“I’ve come to believe that schools, at their best, are laboratories for this collective hope—places where community, curiosity, and courage reinforce one another daily.”
—Than Healy, Head of School

FROM THE HEAD OF SCHOOL: THAN HEALY
The Power of Hope and Awe
There are moments on this campus that stop me in my tracks.
On a cool Friday evening in November, I stood in the stands at the annual Valpo Bowl under the lights at Cartan Field. Pandemonium swirled around me as our mighty Knights trounced our neighbors down the street for the second consecutive year, yet I felt unexpectedly centered in a moment of awe—my heart swelling with hope at the care and unity shared by our students, families, faculty, staff, and alumni. A few weeks later, our December holiday assembly brought a similar experience, as each performance, regardless of grade, art form, or polish, was greeted warmly and raucously by every member of the audience. Despite the cacophony, I found myself in the quiet that clarity sometimes offers, feeling proud and hopeful for the connections, support, and joy I was witnessing—qualities that can sometimes feel distant to me these days as I watch how the world beyond this special place is unfolding. Moments like these remind me why our theme for this magazine—hope—feels both timely and timeless.
Why “hope”? Because it steadies us when the world feels uncertain and brightens our vision of what could be. Unlike optimism, which tells us things will get better (a passive expectation), hope tells us things could get better if we are willing to invest communal effort and action to realize a different future. At a time when headlines can weigh heavily, our school community insists on raising the next generation to believe they can build something better. We do not escape the world’s challenges; we approach them with imagination and persistence. My colleagues and I are engaged in hopeful work every day. Most of us have dedicated our lives to investing deeply in students, believing that this work will benefit society through the actions our alumni take to improve the world for others. That confidence in our learners and educators—that’s where I find my deepest hope.

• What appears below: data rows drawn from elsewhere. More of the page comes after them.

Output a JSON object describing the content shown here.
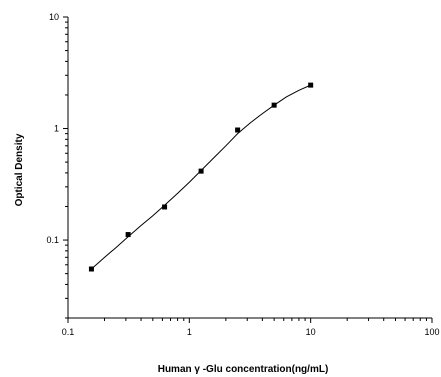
{
  "chart_data": {
    "type": "scatter",
    "title": "",
    "xlabel": "Human γ -Glu concentration(ng/mL)",
    "ylabel": "Optical Density",
    "x_scale": "log",
    "y_scale": "log",
    "xlim": [
      0.1,
      100
    ],
    "ylim": [
      0.02,
      10
    ],
    "x_major_ticks": [
      0.1,
      1,
      10,
      100
    ],
    "x_tick_labels": [
      "0.1",
      "1",
      "10",
      "100"
    ],
    "y_major_ticks": [
      0.1,
      1,
      10
    ],
    "y_tick_labels": [
      "0.1",
      "1",
      "10"
    ],
    "grid": false,
    "legend": "none",
    "series": [
      {
        "marker": "square",
        "color": "#000000",
        "x": [
          0.156,
          0.313,
          0.625,
          1.25,
          2.5,
          5,
          10
        ],
        "y": [
          0.055,
          0.112,
          0.198,
          0.415,
          0.97,
          1.62,
          2.45
        ]
      }
    ],
    "fit_curve": {
      "style": "solid",
      "color": "#000000",
      "x": [
        0.156,
        0.2,
        0.25,
        0.313,
        0.4,
        0.5,
        0.625,
        0.8,
        1,
        1.25,
        1.6,
        2,
        2.5,
        3.2,
        4,
        5,
        6.3,
        8,
        10
      ],
      "y": [
        0.055,
        0.07,
        0.086,
        0.107,
        0.135,
        0.165,
        0.205,
        0.262,
        0.33,
        0.42,
        0.55,
        0.7,
        0.9,
        1.13,
        1.36,
        1.62,
        1.92,
        2.2,
        2.45
      ]
    }
  }
}
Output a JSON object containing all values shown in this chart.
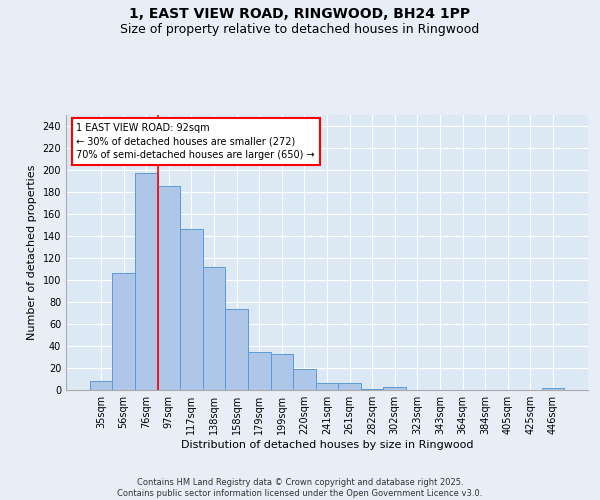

A year ago, I had the great fortune to interview psychologist Jamil Zaki, whose research on empathy continues to shape how I think about education. He shared that empathy and kindness are like muscles—they grow stronger with use. What an empowering idea: caring and hope aren’t traits we’re born with or without but are capacities we can practice and expand together. Zaki also spoke about hope as a social act, something that thrives through connection. When we see others choose compassion, it becomes easier to do the same. I’ve come to believe that schools, at their best, are laboratories for this collective hope—places where community, curiosity, and courage reinforce one another daily.
“To me, that is the essence of education: helping young people develop their unique potential and realize their responsibility to a greater whole.”
Every day on our campus, I see reasons for hope: a student who wrestles with a tough concept and refuses to give up; a teacher who redesigns a lesson so every voice can be heard; alumni who say the confidence and empathy they first learned here continue to positively influence their lives. These stories are not isolated—they form a virtuous cycle, an ecosystem of belief that good things are possible because we work to make them so.
In moments of awe, hope deepens. A growing body of research by Zaki and others describes awe as an experience that stretches our sense of self, making us feel small in the world while deepening our sense of connection to something larger than ourselves, and to one another. I felt that during our Upper School winter concert, when time seemed to pause as student voices filled the Spieker Center. It wasn’t just the harmony of the music but the unity—the way performers listened and responded to one another and the shared understanding that each voice mattered, that together they created something greater than anything any one of them could alone. To me, that is the essence of education: helping young people develop their unique potential and realize their responsibility to a greater whole.
At our heart as a school, we endeavor to cultivate hope in motion. We teach students not just to absorb knowledge but to imagine change and trust that their small acts contribute to something larger. Whether that’s tending the Middle School garden, debating ethical dilemmas, or designing solutions in the Whitaker Lab, students learn that hope takes shape through doing—and that it lives most fully when applied to a greater purpose.
As you take in the stories of hope in this magazine, I hope you pause in awe of what our students accomplish, what our teachers inspire, and what our community sustains. Hope doesn’t promise that life will be easy or certain but that it will be meaningful—and that we are better when we persist in hope together.
If awe reminds us how small we are, hope reminds us how much we can still do. And that, to me, is the most powerful lesson a school can offer.